Formazione di ghiaccio
Nell'ambito di INoVA, Maters e colleghi hanno studiato l'efficacia della cenere vulcanica nel promuovere la formazione di ghiaccio. Lo hanno confrontato con l'onnipresente polvere minerale, testando per vedere quali tipi hanno avuto più successo.
Le ceneri vulcaniche sono principalmente di vetro, con una spolverata di minerali come feldspati e ossidi di ferro. La composizione della cenere dipende, tra le altre cose, dalla composizione del magma che ribolle al di sotto e dalla velocità con cui viene espulso in modo esplosivo dal vulcano.

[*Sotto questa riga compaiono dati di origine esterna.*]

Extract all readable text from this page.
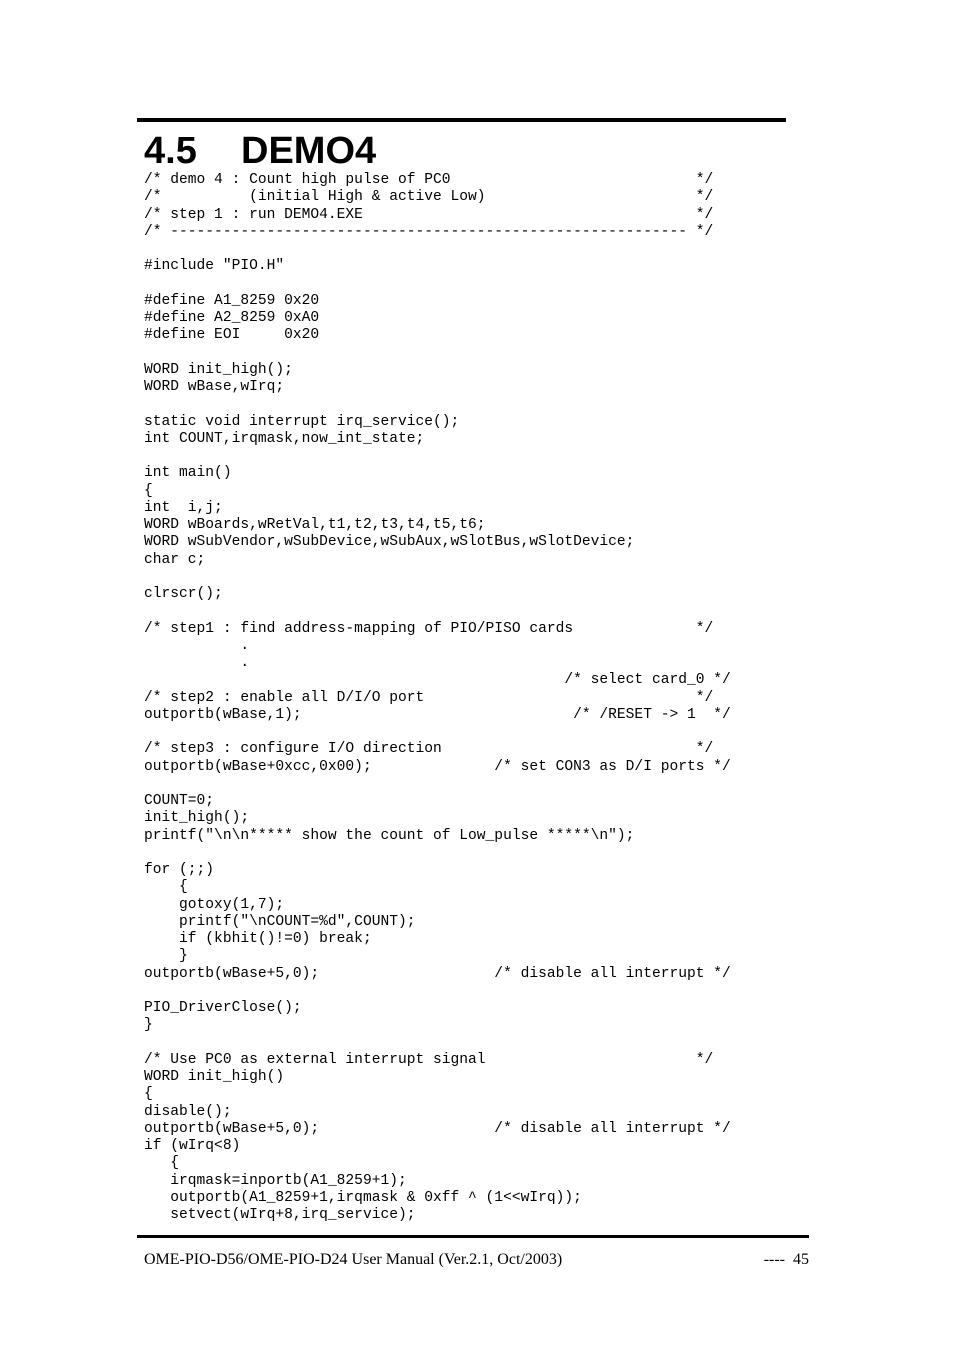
4.5 DEMO4
/* demo 4 : Count high pulse of PC0                            */
/*          (initial High & active Low)                        */
/* step 1 : run DEMO4.EXE                                      */
/* ----------------------------------------------------------- */

#include "PIO.H"

#define A1_8259 0x20
#define A2_8259 0xA0
#define EOI     0x20

WORD init_high();
WORD wBase,wIrq;

static void interrupt irq_service();
int COUNT,irqmask,now_int_state;

int main()
{
int  i,j;
WORD wBoards,wRetVal,t1,t2,t3,t4,t5,t6;
WORD wSubVendor,wSubDevice,wSubAux,wSlotBus,wSlotDevice;
char c;

clrscr();

/* step1 : find address-mapping of PIO/PISO cards              */
.
.
/* select card_0 */
/* step2 : enable all D/I/O port                               */
outportb(wBase,1);                               /* /RESET -> 1  */

/* step3 : configure I/O direction                             */
outportb(wBase+0xcc,0x00);              /* set CON3 as D/I ports */

COUNT=0;
init_high();
printf("\n\n***** show the count of Low_pulse *****\n");

for (;;)
{
gotoxy(1,7);
printf("\nCOUNT=%d",COUNT);
if (kbhit()!=0) break;
}
outportb(wBase+5,0);                    /* disable all interrupt */

PIO_DriverClose();
}

/* Use PC0 as external interrupt signal                        */
WORD init_high()
{
disable();
outportb(wBase+5,0);                    /* disable all interrupt */
if (wIrq<8)
{
irqmask=inportb(A1_8259+1);
outportb(A1_8259+1,irqmask & 0xff ^ (1<<wIrq));
setvect(wIrq+8,irq_service);
OME-PIO-D56/OME-PIO-D24 User Manual (Ver.2.1, Oct/2003)	----  45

Studi precedenti hanno confrontato solo una manciata di tipi di cenere, ha affermato Maters, la cui ricerca si concentra sulla reattività e sulla chimica delle ceneri vulcaniche. "Non puoi misurare due o tre campioni e poi trarre una conclusione per tutte le ceneri vulcaniche e le eruzioni vulcaniche nel mondo. Variano enormemente nella composizione del vetro, nella proporzione tra vetro e minerali, nei tipi di minerali e così gli esperimenti che ho fatto stavano cercando di raggiungere il fondo della gamma di efficacia della cenere vulcanica da diversi tipi di eruzioni", ha detto.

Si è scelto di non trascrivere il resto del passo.